New Delhi: In December 2017, India’s own payments system Unified Payment Interface (UPI) had stood 5th among more than 40 countries’ payment systems tracked by US-based Fidelity National Information Services Inc.. Developed by an RBI regulated body; the National Payments Corporation of India (NPCI), UPI is built over IMPS infrastructure allowing users transfer money between any two parties’ bank accounts within seconds.
Criteria for being a competent payment system under Fidelity National include round-the-clock availability, the speed of settlement and level of government or regulatory support. The real-time payment system allows mobile apps run by retailers, airlines and other firms to take payment directly from the bank account, and has gained half the value of debit and credit cards swiped at stores last month, Bloomberg quoted RBI data. Resulting Global champions like Visa and Mastercard losing market share in India.
“The introduction of UPI in August 2016 led to the creation of a wealth of new innovative payment solutions, and the adoption rates of UPI payments are truly spectacular,” the US-based firm has said in its report. UPI “opens up access to real-time by allowing payments to be directly integrated into external business applications”, it said.

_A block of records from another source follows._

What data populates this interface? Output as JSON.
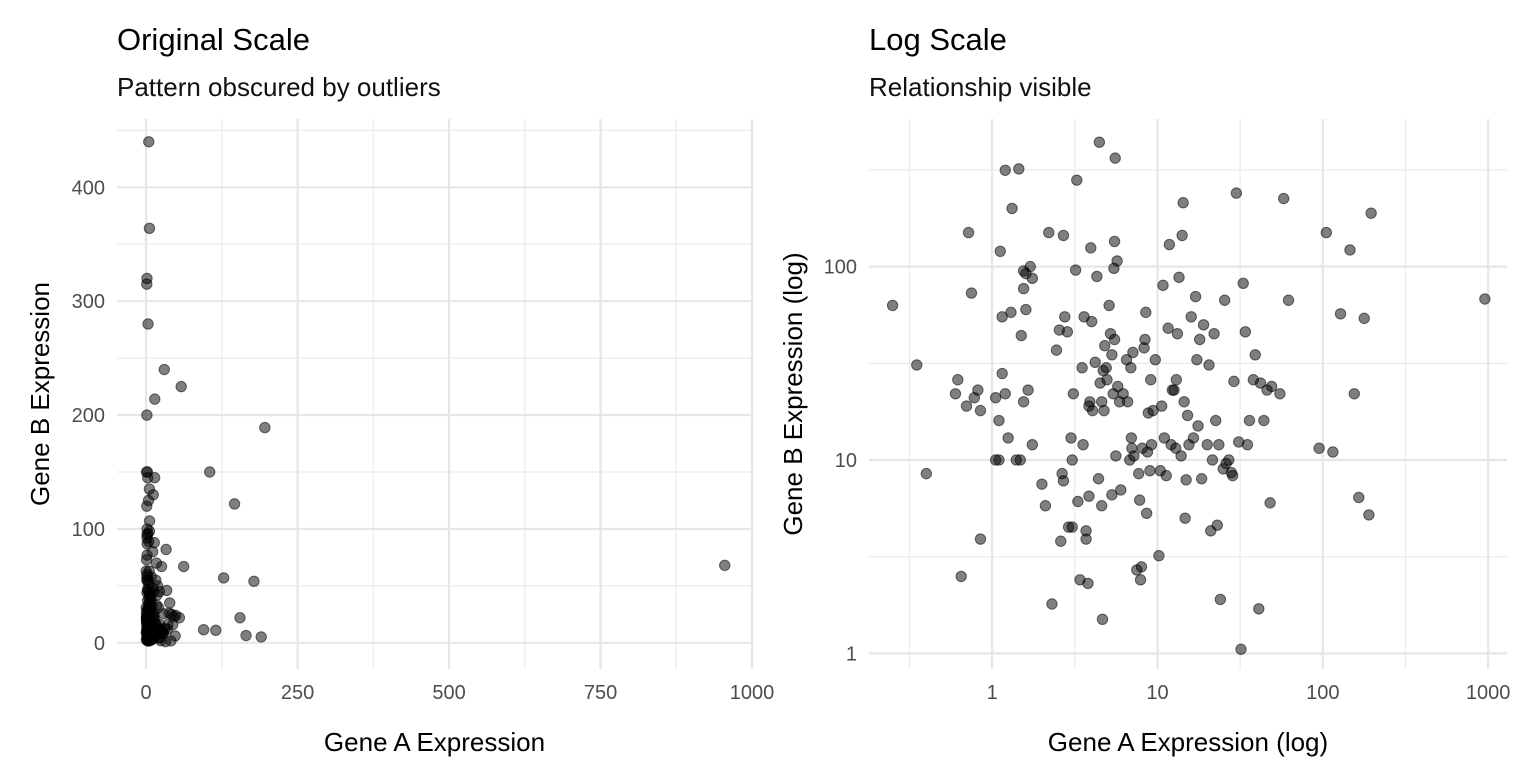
{
  "chart_data": [
    {
      "type": "scatter",
      "title": "Original Scale",
      "subtitle": "Pattern obscured by outliers",
      "xlabel": "Gene A Expression",
      "ylabel": "Gene B Expression",
      "xscale": "linear",
      "yscale": "linear",
      "xlim": [
        -48,
        1000
      ],
      "ylim": [
        -23,
        460
      ],
      "xticks": [
        0,
        250,
        500,
        750,
        1000
      ],
      "yticks": [
        0,
        100,
        200,
        300,
        400
      ],
      "xtick_labels": [
        "0",
        "250",
        "500",
        "750",
        "1000"
      ],
      "ytick_labels": [
        "0",
        "100",
        "200",
        "300",
        "400"
      ],
      "grid": true,
      "point_color": "#000000",
      "point_opacity": 0.5,
      "series": [
        {
          "points": [
            [
              0.25,
              63
            ],
            [
              0.35,
              31
            ],
            [
              0.4,
              8.5
            ],
            [
              0.6,
              22
            ],
            [
              0.62,
              26
            ],
            [
              0.65,
              2.5
            ],
            [
              0.7,
              19
            ],
            [
              0.72,
              150
            ],
            [
              0.75,
              73
            ],
            [
              0.78,
              21
            ],
            [
              0.82,
              23
            ],
            [
              0.85,
              18
            ],
            [
              0.85,
              3.9
            ],
            [
              1.05,
              10
            ],
            [
              1.1,
              16
            ],
            [
              1.1,
              10
            ],
            [
              1.12,
              120
            ],
            [
              1.15,
              28
            ],
            [
              1.15,
              55
            ],
            [
              1.2,
              22
            ],
            [
              1.25,
              13
            ],
            [
              1.3,
              58
            ],
            [
              1.32,
              200
            ],
            [
              1.4,
              10
            ],
            [
              1.45,
              320
            ],
            [
              1.48,
              10
            ],
            [
              1.5,
              44
            ],
            [
              1.55,
              20
            ],
            [
              1.55,
              77
            ],
            [
              1.55,
              95
            ],
            [
              1.6,
              92
            ],
            [
              1.6,
              60
            ],
            [
              1.65,
              23
            ],
            [
              1.7,
              100
            ],
            [
              1.75,
              87
            ],
            [
              1.75,
              12
            ],
            [
              2.0,
              7.5
            ],
            [
              2.1,
              5.8
            ],
            [
              2.2,
              150
            ],
            [
              2.3,
              1.8
            ],
            [
              2.45,
              37
            ],
            [
              2.55,
              47
            ],
            [
              2.6,
              3.8
            ],
            [
              2.65,
              8.5
            ],
            [
              2.7,
              7.8
            ],
            [
              2.7,
              145
            ],
            [
              2.75,
              55
            ],
            [
              2.85,
              46
            ],
            [
              2.9,
              4.5
            ],
            [
              3.0,
              13
            ],
            [
              3.05,
              4.5
            ],
            [
              3.05,
              10
            ],
            [
              3.1,
              22
            ],
            [
              3.2,
              96
            ],
            [
              3.25,
              280
            ],
            [
              3.3,
              6.1
            ],
            [
              3.4,
              2.4
            ],
            [
              3.5,
              30
            ],
            [
              3.55,
              12
            ],
            [
              3.6,
              55
            ],
            [
              3.7,
              4.3
            ],
            [
              3.7,
              3.9
            ],
            [
              3.8,
              2.3
            ],
            [
              3.85,
              6.5
            ],
            [
              3.85,
              19
            ],
            [
              3.9,
              20
            ],
            [
              3.95,
              125
            ],
            [
              4.0,
              52
            ],
            [
              4.05,
              18
            ],
            [
              4.2,
              32
            ],
            [
              4.3,
              89
            ],
            [
              4.4,
              8
            ],
            [
              4.45,
              440
            ],
            [
              4.5,
              25
            ],
            [
              4.6,
              20
            ],
            [
              4.6,
              5.8
            ],
            [
              4.65,
              1.5
            ],
            [
              4.7,
              29
            ],
            [
              4.75,
              18
            ],
            [
              4.8,
              39
            ],
            [
              4.9,
              30
            ],
            [
              4.95,
              26
            ],
            [
              5.1,
              63
            ],
            [
              5.2,
              45
            ],
            [
              5.3,
              6.6
            ],
            [
              5.3,
              35
            ],
            [
              5.4,
              22
            ],
            [
              5.45,
              98
            ],
            [
              5.5,
              42
            ],
            [
              5.5,
              135
            ],
            [
              5.55,
              364
            ],
            [
              5.6,
              10.5
            ],
            [
              5.7,
              107
            ],
            [
              5.75,
              24
            ],
            [
              5.9,
              20
            ],
            [
              6.0,
              7
            ],
            [
              6.2,
              22
            ],
            [
              6.5,
              33
            ],
            [
              6.6,
              20
            ],
            [
              6.8,
              10
            ],
            [
              6.9,
              30
            ],
            [
              6.95,
              13
            ],
            [
              7.0,
              11.5
            ],
            [
              7.1,
              36
            ],
            [
              7.2,
              10.5
            ],
            [
              7.5,
              2.7
            ],
            [
              7.7,
              8.5
            ],
            [
              7.8,
              6.2
            ],
            [
              7.9,
              2.4
            ],
            [
              8.0,
              2.8
            ],
            [
              8.1,
              11.5
            ],
            [
              8.3,
              38
            ],
            [
              8.4,
              42
            ],
            [
              8.5,
              58
            ],
            [
              8.6,
              5.3
            ],
            [
              8.7,
              11
            ],
            [
              8.8,
              17.5
            ],
            [
              9.0,
              8.8
            ],
            [
              9.1,
              26
            ],
            [
              9.2,
              12
            ],
            [
              9.4,
              18
            ],
            [
              9.7,
              33
            ],
            [
              10.2,
              3.2
            ],
            [
              10.4,
              8.8
            ],
            [
              10.6,
              19
            ],
            [
              10.8,
              80
            ],
            [
              11.0,
              13
            ],
            [
              11.3,
              8.3
            ],
            [
              11.6,
              48
            ],
            [
              11.8,
              130
            ],
            [
              12.1,
              12
            ],
            [
              12.3,
              23
            ],
            [
              12.6,
              23
            ],
            [
              12.9,
              11.5
            ],
            [
              13.0,
              26
            ],
            [
              13.2,
              45
            ],
            [
              13.5,
              88
            ],
            [
              13.9,
              10.5
            ],
            [
              14.1,
              145
            ],
            [
              14.3,
              214
            ],
            [
              14.5,
              20
            ],
            [
              14.7,
              5
            ],
            [
              14.9,
              7.9
            ],
            [
              15.2,
              17
            ],
            [
              15.5,
              12
            ],
            [
              16.0,
              55
            ],
            [
              16.5,
              13
            ],
            [
              17.0,
              70
            ],
            [
              17.3,
              33
            ],
            [
              17.6,
              15
            ],
            [
              18.0,
              42
            ],
            [
              18.5,
              8
            ],
            [
              19.0,
              50
            ],
            [
              20.0,
              12
            ],
            [
              20.5,
              31
            ],
            [
              21.0,
              4.3
            ],
            [
              21.5,
              10
            ],
            [
              22.0,
              45
            ],
            [
              22.5,
              16
            ],
            [
              23.0,
              4.6
            ],
            [
              23.5,
              12
            ],
            [
              24.0,
              1.9
            ],
            [
              25.0,
              9
            ],
            [
              25.5,
              67
            ],
            [
              26.0,
              9.6
            ],
            [
              27.0,
              10
            ],
            [
              28.0,
              8.6
            ],
            [
              28.5,
              8.3
            ],
            [
              29.0,
              25.5
            ],
            [
              30.0,
              240
            ],
            [
              31.0,
              12.4
            ],
            [
              32.0,
              1.05
            ],
            [
              33.0,
              82
            ],
            [
              34.0,
              46
            ],
            [
              35.0,
              12
            ],
            [
              36.0,
              16
            ],
            [
              38.0,
              26
            ],
            [
              39.0,
              35
            ],
            [
              41.0,
              1.7
            ],
            [
              42.0,
              25
            ],
            [
              44.0,
              16
            ],
            [
              46.0,
              23
            ],
            [
              48.0,
              6
            ],
            [
              49.0,
              24
            ],
            [
              55.0,
              22
            ],
            [
              58.0,
              225
            ],
            [
              62.0,
              67
            ],
            [
              95.0,
              11.5
            ],
            [
              105.0,
              150
            ],
            [
              115.0,
              11
            ],
            [
              128.0,
              57
            ],
            [
              146.0,
              122
            ],
            [
              155.0,
              22
            ],
            [
              165.0,
              6.4
            ],
            [
              178.0,
              54
            ],
            [
              190.0,
              5.2
            ],
            [
              196.0,
              189
            ],
            [
              955.0,
              68
            ],
            [
              1.2,
              315
            ],
            [
              1.05,
              21
            ]
          ]
        }
      ]
    },
    {
      "type": "scatter",
      "title": "Log Scale",
      "subtitle": "Relationship visible",
      "xlabel": "Gene A Expression (log)",
      "ylabel": "Gene B Expression (log)",
      "xscale": "log10",
      "yscale": "log10",
      "xlim": [
        0.18,
        1300
      ],
      "ylim": [
        0.83,
        580
      ],
      "xticks": [
        1,
        10,
        100,
        1000
      ],
      "yticks": [
        1,
        10,
        100
      ],
      "xtick_labels": [
        "1",
        "10",
        "100",
        "1000"
      ],
      "ytick_labels": [
        "1",
        "10",
        "100"
      ],
      "grid": true,
      "point_color": "#000000",
      "point_opacity": 0.5,
      "series": [
        {
          "points": "same as panel 1"
        }
      ]
    }
  ]
}
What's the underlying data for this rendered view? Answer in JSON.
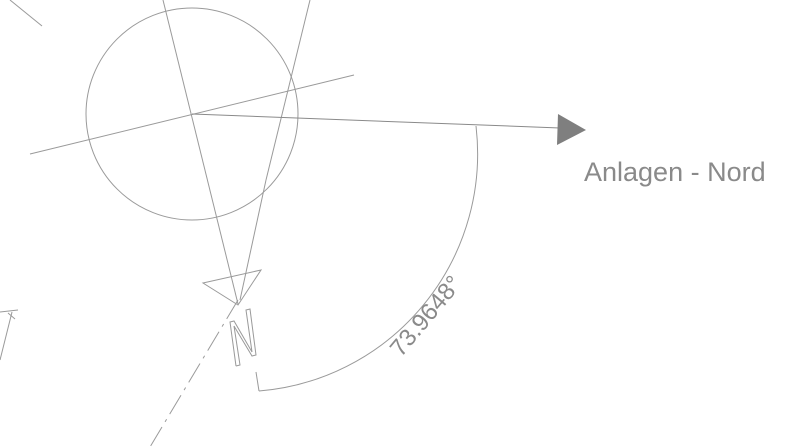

Amazon.com Inc. and Jet Airways India Ltd are among firms that have integrated UPI into their apps. Cab firm Ola, Kishore Biyani’s Big Bazaar retail chain and incumbent mobile wallet leader Paytm Mobile Solutions Pvt. Ltd are other users. Facebook Inc. is also piloting a payments service in India with UPI for its WhatsApp Pay, drawing comparisons with China’s WeChat popularity that also revolutionised payment system in China.
“Payment integration into popular apps in India will drive the digital payments market to $1 trillion over the next five years,” Credit Suisse Group AG said in a report last month.
The number of UPI transactions have reached 57,000% since demonetisation in 2016. On the other hand debit and credit cards usage has gained a momentum by only 20%. “While the effects of the demonetisation event…are now waning, it would be safe to conclude that the event has caused a permanent uplift in the share of non-cash transactions in the economy,” said Credit Suisse.